I’m not even talking about employability here: I’m an English instructor, for god’s sake, and the perception is that this is unimportant. Even if you’re waiting tables, or minding a cash wrap, the things you learn may enrich your life, and lead to you having more interesting conversations. It could improve your life, though this is something hard to quantify.

But over the year of the pandemic, it’s certainly seemed less worthwhile to students, and the administration's insistence on steadily rising profits is exactly why that is. No one should pay full price for zoom university. I think everyone should be on board with this. My next point might see more dissent, but come with me on this for a moment: I don’t think any student should pay for college at all, not directly.
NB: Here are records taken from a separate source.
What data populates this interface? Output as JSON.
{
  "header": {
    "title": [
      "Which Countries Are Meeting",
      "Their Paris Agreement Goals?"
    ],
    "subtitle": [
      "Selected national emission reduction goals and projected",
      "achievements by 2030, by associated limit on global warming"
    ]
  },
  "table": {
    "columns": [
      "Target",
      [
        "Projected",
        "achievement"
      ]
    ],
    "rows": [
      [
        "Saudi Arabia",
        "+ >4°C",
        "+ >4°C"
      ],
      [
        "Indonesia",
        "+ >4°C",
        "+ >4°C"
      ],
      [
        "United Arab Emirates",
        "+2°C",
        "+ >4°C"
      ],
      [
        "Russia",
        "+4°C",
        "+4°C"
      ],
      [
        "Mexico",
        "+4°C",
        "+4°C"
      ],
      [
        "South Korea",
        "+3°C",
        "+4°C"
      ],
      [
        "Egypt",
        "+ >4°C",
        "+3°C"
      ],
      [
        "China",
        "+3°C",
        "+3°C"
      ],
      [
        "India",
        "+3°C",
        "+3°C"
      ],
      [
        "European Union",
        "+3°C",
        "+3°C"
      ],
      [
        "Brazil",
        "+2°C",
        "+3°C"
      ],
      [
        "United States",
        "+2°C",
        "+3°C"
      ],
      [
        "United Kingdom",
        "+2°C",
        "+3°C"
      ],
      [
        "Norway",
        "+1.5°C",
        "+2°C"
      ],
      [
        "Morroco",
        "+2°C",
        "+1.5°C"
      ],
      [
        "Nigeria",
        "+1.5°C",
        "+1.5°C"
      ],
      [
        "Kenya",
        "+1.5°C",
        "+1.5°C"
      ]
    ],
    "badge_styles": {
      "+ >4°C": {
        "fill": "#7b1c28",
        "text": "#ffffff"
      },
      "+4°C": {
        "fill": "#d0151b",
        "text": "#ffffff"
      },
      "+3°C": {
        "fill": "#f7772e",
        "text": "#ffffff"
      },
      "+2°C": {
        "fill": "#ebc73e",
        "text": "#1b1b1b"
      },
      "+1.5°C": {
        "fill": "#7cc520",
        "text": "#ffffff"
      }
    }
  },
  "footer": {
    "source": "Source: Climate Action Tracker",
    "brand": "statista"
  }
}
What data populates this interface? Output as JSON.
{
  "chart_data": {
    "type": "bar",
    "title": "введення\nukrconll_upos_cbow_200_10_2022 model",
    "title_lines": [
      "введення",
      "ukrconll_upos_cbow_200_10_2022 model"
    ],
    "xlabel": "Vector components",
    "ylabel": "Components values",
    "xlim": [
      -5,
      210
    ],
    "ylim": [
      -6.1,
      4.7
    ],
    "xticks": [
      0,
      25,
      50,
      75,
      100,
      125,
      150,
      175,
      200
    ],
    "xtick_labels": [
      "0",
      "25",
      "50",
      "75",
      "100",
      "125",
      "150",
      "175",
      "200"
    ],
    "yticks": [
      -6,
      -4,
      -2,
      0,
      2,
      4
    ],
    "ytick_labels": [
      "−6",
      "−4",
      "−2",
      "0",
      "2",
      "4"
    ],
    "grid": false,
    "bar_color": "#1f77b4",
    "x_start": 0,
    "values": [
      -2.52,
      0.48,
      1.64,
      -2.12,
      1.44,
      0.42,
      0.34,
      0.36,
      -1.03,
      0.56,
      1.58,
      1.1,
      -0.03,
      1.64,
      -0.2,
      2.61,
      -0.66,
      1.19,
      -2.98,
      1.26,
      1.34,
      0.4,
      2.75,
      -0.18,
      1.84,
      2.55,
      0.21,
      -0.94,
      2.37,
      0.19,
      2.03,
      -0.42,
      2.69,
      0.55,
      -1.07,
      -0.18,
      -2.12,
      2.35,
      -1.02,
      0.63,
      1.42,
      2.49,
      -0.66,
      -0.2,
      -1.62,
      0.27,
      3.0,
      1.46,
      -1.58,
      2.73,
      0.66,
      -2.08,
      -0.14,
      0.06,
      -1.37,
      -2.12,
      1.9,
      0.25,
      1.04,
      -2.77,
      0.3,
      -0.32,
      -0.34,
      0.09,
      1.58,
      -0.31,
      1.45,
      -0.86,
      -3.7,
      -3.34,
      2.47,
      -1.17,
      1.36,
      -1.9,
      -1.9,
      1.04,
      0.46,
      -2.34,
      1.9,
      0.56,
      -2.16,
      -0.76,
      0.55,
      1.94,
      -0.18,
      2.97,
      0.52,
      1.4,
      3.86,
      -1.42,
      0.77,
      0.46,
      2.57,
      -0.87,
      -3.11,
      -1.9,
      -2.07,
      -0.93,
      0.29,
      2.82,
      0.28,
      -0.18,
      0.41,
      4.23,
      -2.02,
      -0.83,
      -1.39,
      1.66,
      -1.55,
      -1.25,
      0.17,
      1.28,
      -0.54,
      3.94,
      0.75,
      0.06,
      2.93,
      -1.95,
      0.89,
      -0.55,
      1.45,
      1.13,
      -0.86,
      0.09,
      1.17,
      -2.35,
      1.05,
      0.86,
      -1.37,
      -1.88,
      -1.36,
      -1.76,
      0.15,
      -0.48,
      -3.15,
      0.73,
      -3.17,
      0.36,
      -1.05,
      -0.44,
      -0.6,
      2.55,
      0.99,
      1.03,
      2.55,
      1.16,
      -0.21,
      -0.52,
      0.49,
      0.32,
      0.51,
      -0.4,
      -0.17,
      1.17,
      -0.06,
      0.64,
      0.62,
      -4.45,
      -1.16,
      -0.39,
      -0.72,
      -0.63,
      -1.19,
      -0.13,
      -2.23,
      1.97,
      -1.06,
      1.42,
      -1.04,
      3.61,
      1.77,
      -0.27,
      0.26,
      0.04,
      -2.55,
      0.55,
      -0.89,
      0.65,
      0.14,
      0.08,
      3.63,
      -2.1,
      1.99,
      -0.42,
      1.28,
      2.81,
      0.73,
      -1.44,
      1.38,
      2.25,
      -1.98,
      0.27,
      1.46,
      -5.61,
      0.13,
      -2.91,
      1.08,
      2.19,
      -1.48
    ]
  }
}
You can’t run everything like a business. Education and healthcare are exactly why you can’t. It creates destructive feedback loops that do nothing but generate misery and debt. Healthcare is a human right. Education is a human right. I don’t feel these are – or should be – controversial takes. When you make healthcare subject to the profit motive, fewer people are cured of diseases, because managed decline is more profitable. When you make education subject to the profit motive, you create conditions whereby more resources are placed in the part of the university that seeks to acquire this profit.

Inserting the profit motive into healthcare destroys health. Inserting the profit motive into education prevents education. We have all the information that we need to make this assertion, and we could end it at any time, because this is the product of human action. Unlike healthcare, we know what functional education looks like without the profit motive because we had something like it in the past. We could just do a more open version of what we did previously. It wouldn’t even take that much work.

All you have to do is close down the juice bar and re-balance the staff.

But, as with so many things, I don’t know if we will: the problem will persist so long as we love the causes more than we hate the effects.